The third order requires a “top-to-bottom review of recent regulations, policies and guidance that have set up barriers to our legal immigration system.” This included revoking Trump’s “public charge” rule, which prevented immigrants from getting a green card, or permanent residence, if they had or were even just likely to receive public assistance, such as housing subsidies.

Meanwhile, the Biden administration has made clear it will be expanding the number of detained immigrant children held in camps along the US-Mexico border by reopening a facility in Carizzo Springs, Texas, designed to hold upwards of 700 children and perhaps more if needed.

The camp will jail unaccompanied children over age 13 who are medically cleared from COVID-19 quarantine, according to the Office of Refugee Resettlement (ORR), the agency under the Department of Health and Human Services (HHS) which is responsible for immigrant children.

Currently, there are some 4,730 children held by the ORR. The agency has been also dealing with COVID-19 infections among children and staff, with a total of 1,748 confirmed cases among children. According to the agency, more than 21,000 coronavirus tests have been given and the “majority” of infected have recovered and been moved from quarantine.
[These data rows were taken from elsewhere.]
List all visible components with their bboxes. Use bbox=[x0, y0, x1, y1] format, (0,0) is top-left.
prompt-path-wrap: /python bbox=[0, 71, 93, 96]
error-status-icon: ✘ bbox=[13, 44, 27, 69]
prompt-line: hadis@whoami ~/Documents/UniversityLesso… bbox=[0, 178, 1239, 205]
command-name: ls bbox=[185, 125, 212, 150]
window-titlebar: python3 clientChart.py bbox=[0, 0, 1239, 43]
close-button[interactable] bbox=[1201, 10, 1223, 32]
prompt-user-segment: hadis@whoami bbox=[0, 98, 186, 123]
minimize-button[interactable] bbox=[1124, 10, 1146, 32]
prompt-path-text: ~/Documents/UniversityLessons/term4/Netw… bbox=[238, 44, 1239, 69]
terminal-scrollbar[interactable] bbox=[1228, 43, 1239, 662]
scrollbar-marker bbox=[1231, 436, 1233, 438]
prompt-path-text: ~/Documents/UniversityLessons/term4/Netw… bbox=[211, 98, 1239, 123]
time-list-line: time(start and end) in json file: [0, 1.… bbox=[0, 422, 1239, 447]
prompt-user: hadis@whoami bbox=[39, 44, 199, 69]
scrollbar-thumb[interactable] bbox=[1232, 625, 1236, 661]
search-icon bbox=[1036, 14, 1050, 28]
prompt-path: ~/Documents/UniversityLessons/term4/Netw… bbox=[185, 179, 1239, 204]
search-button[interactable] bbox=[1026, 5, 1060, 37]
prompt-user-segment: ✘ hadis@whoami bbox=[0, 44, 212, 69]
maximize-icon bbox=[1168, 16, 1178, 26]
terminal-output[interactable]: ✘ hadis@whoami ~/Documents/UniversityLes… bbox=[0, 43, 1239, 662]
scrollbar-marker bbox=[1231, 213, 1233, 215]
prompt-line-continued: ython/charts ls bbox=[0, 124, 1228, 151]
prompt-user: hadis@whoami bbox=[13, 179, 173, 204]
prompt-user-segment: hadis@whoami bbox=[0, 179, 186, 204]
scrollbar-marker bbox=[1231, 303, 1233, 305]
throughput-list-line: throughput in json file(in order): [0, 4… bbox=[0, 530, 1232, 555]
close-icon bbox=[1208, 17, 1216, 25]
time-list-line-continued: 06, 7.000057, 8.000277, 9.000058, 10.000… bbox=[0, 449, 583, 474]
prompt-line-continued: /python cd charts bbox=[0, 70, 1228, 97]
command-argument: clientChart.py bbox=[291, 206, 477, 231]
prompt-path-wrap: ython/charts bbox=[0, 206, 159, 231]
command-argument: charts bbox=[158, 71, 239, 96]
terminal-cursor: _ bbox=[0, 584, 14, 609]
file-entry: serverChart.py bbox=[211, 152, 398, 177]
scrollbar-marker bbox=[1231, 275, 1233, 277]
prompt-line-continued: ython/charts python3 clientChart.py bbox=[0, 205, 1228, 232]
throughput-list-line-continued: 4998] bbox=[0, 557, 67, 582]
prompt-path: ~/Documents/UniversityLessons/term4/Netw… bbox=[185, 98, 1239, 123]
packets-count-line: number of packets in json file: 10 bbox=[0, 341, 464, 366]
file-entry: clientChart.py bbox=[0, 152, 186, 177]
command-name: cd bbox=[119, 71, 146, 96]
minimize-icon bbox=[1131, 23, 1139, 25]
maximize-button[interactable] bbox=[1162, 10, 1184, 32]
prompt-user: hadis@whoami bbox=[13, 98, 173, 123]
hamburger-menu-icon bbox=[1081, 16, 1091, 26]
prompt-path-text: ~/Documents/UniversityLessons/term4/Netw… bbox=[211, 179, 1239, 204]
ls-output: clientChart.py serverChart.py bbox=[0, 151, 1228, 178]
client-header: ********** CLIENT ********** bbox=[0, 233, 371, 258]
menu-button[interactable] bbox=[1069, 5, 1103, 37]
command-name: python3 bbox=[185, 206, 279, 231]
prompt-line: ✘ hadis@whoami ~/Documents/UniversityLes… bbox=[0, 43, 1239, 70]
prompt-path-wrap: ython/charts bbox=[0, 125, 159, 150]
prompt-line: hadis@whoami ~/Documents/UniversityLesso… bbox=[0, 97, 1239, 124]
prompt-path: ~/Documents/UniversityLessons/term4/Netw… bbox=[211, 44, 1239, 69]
The Department of Homeland Security under Biden is also poised to expand its processing capacity with Customs and Border Protection (CBP) building soft-sided structures in Donna, Texas, near the Rio Grande Valley, because a nearby processing center is being closed for renovation.

The continued deportations and expansion of detention camps under Biden make a mockery of those who claimed a Democratic administration would reverse Trump’s anti-immigrant policies and provide humane and immediate sanctuary for refugees and asylum seekers. Only the most superficial changes have been announced, and hardly enforced at that, while much of the same policies have been kept.